Chemical Evolution of R-process Elements in Stars (CERES). I. Stellar parameters and chemical abundances from Na to Zr

TL;DR

This study provides a homogeneous analysis of stellar parameters and chemical abundances up to Zr in 52 metal-poor giant stars, revealing new insights into nucleosynthesis and neutron-capture element patterns.

Contribution

It presents the first comprehensive homogeneous dataset of stellar parameters and abundances for elements up to Zr in metal-poor stars, highlighting new nucleosynthesis signatures.

Findings

Identification of two Zn-rich stars with different r-process enrichment.

Discovery of peculiar neutron-capture element abundance patterns in two stars.

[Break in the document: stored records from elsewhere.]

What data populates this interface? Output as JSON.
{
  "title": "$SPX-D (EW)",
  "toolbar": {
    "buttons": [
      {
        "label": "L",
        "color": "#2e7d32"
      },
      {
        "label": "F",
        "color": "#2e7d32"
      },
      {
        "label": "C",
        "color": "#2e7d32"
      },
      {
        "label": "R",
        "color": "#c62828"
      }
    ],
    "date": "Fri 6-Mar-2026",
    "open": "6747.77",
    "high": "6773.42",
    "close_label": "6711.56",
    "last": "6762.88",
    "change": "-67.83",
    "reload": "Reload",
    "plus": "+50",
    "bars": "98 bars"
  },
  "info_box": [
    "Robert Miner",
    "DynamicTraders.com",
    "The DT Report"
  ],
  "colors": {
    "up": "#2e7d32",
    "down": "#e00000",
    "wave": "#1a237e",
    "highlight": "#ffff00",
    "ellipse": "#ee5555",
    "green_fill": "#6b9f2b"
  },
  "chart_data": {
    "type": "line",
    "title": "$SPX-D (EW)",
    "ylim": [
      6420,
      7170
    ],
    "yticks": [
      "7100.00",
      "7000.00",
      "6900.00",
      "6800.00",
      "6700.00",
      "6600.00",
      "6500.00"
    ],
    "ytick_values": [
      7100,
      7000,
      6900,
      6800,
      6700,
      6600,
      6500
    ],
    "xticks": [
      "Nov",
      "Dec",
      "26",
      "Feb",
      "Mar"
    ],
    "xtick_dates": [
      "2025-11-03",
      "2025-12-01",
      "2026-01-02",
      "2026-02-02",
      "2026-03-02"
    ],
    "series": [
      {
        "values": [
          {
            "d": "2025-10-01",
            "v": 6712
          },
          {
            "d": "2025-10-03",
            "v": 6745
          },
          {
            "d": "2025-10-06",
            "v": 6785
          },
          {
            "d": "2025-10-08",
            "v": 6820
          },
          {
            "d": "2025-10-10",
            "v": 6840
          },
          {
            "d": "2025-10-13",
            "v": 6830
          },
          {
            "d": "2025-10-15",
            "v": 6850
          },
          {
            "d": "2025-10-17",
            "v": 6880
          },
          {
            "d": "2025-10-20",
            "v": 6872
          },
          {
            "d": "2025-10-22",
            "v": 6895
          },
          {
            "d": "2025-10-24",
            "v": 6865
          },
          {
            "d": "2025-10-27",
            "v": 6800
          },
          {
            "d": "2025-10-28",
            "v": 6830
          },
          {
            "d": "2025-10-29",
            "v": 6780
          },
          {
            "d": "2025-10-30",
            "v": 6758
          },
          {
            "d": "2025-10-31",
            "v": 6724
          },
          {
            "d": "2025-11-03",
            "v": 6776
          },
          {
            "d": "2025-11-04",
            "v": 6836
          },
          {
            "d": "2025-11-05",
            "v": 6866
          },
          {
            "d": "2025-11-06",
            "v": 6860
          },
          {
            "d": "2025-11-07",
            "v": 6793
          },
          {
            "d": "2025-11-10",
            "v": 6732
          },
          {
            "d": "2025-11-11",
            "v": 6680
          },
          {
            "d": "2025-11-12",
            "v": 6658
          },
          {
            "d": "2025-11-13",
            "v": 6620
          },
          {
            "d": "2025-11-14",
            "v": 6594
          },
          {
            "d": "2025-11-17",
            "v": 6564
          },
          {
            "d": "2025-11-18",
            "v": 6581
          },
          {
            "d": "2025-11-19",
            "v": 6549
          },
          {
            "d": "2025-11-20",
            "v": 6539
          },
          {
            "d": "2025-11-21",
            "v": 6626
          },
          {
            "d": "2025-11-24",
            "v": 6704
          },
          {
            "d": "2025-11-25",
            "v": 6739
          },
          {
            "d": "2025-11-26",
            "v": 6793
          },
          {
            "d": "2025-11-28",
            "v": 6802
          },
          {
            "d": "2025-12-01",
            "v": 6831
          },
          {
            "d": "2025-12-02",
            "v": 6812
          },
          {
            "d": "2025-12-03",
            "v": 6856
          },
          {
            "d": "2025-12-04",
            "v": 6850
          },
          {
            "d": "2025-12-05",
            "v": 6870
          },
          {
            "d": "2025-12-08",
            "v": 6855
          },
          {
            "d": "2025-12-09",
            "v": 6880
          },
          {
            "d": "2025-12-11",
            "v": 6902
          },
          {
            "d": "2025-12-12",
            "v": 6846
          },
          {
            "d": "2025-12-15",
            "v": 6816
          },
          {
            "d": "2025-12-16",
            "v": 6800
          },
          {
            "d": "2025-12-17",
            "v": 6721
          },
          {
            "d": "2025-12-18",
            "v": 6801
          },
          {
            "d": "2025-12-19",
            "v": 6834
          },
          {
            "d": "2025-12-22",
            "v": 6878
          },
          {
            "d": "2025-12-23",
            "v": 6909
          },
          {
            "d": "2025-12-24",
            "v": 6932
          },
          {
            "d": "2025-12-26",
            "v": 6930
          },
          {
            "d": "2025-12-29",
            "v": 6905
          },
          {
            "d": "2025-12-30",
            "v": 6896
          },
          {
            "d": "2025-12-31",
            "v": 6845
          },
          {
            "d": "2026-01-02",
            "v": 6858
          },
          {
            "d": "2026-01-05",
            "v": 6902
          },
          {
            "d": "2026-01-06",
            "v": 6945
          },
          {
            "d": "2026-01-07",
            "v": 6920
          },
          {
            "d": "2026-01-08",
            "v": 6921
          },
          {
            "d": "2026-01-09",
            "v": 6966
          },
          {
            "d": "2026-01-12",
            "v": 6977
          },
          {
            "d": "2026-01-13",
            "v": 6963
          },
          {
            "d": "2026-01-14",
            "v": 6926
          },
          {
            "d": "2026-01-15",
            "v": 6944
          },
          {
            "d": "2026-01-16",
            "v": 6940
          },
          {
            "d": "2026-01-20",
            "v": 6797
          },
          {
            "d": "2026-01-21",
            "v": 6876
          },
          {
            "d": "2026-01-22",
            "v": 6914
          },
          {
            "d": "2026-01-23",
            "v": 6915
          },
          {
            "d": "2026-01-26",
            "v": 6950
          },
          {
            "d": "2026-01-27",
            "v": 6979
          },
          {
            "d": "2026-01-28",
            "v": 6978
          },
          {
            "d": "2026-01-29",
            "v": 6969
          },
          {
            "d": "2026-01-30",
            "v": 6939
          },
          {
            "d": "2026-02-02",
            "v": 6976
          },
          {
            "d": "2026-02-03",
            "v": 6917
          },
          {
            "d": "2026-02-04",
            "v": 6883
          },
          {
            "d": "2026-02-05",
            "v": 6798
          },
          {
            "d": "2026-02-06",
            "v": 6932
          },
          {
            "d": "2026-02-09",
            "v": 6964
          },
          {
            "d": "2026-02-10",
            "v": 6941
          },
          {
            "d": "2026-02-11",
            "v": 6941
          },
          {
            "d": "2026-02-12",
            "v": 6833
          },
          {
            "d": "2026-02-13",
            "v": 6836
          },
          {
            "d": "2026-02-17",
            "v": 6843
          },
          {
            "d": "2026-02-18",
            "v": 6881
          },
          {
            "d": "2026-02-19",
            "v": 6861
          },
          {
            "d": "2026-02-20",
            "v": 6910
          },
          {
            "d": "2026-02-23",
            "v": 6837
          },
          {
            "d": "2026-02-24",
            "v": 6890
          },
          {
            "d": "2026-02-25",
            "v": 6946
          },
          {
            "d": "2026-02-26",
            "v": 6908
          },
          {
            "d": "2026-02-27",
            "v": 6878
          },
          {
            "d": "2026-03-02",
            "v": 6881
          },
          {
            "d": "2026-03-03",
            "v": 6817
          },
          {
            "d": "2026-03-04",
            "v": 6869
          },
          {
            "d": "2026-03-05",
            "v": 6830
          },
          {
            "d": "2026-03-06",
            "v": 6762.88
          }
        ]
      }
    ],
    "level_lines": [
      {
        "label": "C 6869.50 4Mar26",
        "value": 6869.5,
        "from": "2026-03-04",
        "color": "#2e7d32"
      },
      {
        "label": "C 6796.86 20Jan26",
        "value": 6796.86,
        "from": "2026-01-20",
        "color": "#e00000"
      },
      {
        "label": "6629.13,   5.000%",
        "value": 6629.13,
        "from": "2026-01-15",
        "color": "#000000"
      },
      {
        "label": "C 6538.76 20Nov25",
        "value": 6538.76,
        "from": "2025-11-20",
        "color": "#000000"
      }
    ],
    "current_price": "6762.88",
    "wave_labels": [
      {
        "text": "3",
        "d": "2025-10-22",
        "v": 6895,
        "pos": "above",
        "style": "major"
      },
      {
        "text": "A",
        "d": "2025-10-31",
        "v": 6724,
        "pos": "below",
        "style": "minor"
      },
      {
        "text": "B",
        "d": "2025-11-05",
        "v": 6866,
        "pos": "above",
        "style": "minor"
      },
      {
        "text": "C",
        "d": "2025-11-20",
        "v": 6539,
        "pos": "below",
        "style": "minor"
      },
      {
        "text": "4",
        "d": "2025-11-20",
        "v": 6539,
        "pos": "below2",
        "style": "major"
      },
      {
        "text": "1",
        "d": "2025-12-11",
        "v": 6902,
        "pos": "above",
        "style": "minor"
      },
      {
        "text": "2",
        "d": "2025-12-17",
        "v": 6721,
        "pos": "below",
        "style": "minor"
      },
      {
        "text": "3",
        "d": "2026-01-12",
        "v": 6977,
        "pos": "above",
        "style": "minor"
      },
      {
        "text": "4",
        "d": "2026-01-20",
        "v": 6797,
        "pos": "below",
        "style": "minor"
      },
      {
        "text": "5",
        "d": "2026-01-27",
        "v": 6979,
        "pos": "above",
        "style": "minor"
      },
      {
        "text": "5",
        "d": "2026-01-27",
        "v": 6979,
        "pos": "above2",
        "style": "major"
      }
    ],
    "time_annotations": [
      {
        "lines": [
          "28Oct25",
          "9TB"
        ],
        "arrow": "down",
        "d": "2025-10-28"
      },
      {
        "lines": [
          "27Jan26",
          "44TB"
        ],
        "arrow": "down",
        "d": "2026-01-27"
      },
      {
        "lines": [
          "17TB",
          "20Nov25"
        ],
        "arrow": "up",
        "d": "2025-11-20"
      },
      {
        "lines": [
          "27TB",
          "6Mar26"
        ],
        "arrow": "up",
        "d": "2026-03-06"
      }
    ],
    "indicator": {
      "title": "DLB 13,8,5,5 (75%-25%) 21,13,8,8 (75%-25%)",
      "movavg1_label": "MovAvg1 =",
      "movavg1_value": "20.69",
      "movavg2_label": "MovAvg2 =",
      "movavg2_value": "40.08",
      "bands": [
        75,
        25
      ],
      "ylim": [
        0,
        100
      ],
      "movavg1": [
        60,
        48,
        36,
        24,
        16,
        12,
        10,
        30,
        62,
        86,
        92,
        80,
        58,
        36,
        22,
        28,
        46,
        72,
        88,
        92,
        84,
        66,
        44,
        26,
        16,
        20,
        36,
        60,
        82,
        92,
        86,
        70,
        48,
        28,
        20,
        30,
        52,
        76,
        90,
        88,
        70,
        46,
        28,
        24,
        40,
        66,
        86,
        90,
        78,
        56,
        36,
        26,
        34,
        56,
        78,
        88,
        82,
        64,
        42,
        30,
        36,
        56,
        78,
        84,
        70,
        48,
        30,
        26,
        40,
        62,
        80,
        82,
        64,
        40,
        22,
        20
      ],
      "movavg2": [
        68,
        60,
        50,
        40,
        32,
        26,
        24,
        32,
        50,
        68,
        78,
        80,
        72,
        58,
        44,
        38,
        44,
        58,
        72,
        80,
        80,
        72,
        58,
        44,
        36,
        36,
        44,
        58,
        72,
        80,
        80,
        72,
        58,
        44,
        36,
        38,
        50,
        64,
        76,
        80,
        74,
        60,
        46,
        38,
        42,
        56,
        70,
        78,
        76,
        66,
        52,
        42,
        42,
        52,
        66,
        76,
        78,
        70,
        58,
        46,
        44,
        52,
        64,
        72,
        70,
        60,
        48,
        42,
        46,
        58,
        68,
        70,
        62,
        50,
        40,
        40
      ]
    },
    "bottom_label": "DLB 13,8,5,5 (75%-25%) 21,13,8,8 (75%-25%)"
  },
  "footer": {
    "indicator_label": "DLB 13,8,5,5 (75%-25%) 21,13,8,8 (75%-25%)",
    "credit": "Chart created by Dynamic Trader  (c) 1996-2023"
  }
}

Observation of a correlation suggesting hypernova nucleosynthesis for high [Zn/Fe] stars.

Abstract

Aims. The Chemical Evolution of R-process Elements in Stars (CERES) project aims to provide a homogeneous analysis of a sample of metal-poor stars ([Fe/H]<-1.5). We present the stellar parameters and the chemical abundances of elements up to Zr for a sample of 52 giant stars.Methods. We relied on a sample of high signal-to-noise UVES spectra. We determined stellar parameters from Gaia photometry and parallaxes. Chemical abundances were derived using spectrum synthesis and model atmospheres.Results. We determined chemical abundances of 26 species of 18 elements: Na, Mg, Al, Si, Ca, Sc, Ti, V, Cr, Mn, Fe, Co, Ni, Cu, Zn, Sr, Y, and Zr. For several stars, we were able to measure both neutral and ionised species, including Si, Sc, Mn, and Zr. We have roughly doubled the number of measurements of Cu for stars at [Fe/H] <= -2.5. The homogeneity of the sample made it possible to highlight the presence of two Zn-rich stars ([Zn/Fe]~+0.7), one r-rich and the other r-poor. We report the existence of two branches in the [Zn/Fe] versus [Ni/Fe] plane and suggest that the high [Zn/Fe] branch is the result of hypernova nucleosynthesis. We discovered two stars with peculiar light neutron-capture abundance patterns: CES1237+1922 (also known as BS 16085-0050), which is ~1 dex underabundant in Sr, Y, and Zr with respect to the other stars in the sample, and CES2250-4057 (also known as HE 2247-4113), which shows a ~1 dex overabundance of Sr with respect to Y and Zr.Conclusions. The high quality of our dataset allowed us to measure hardly detectable ions. This can provide guidance in the development of line formation computations that take deviations from local thermodynamic equilibrium and hydrodynamical effects into account.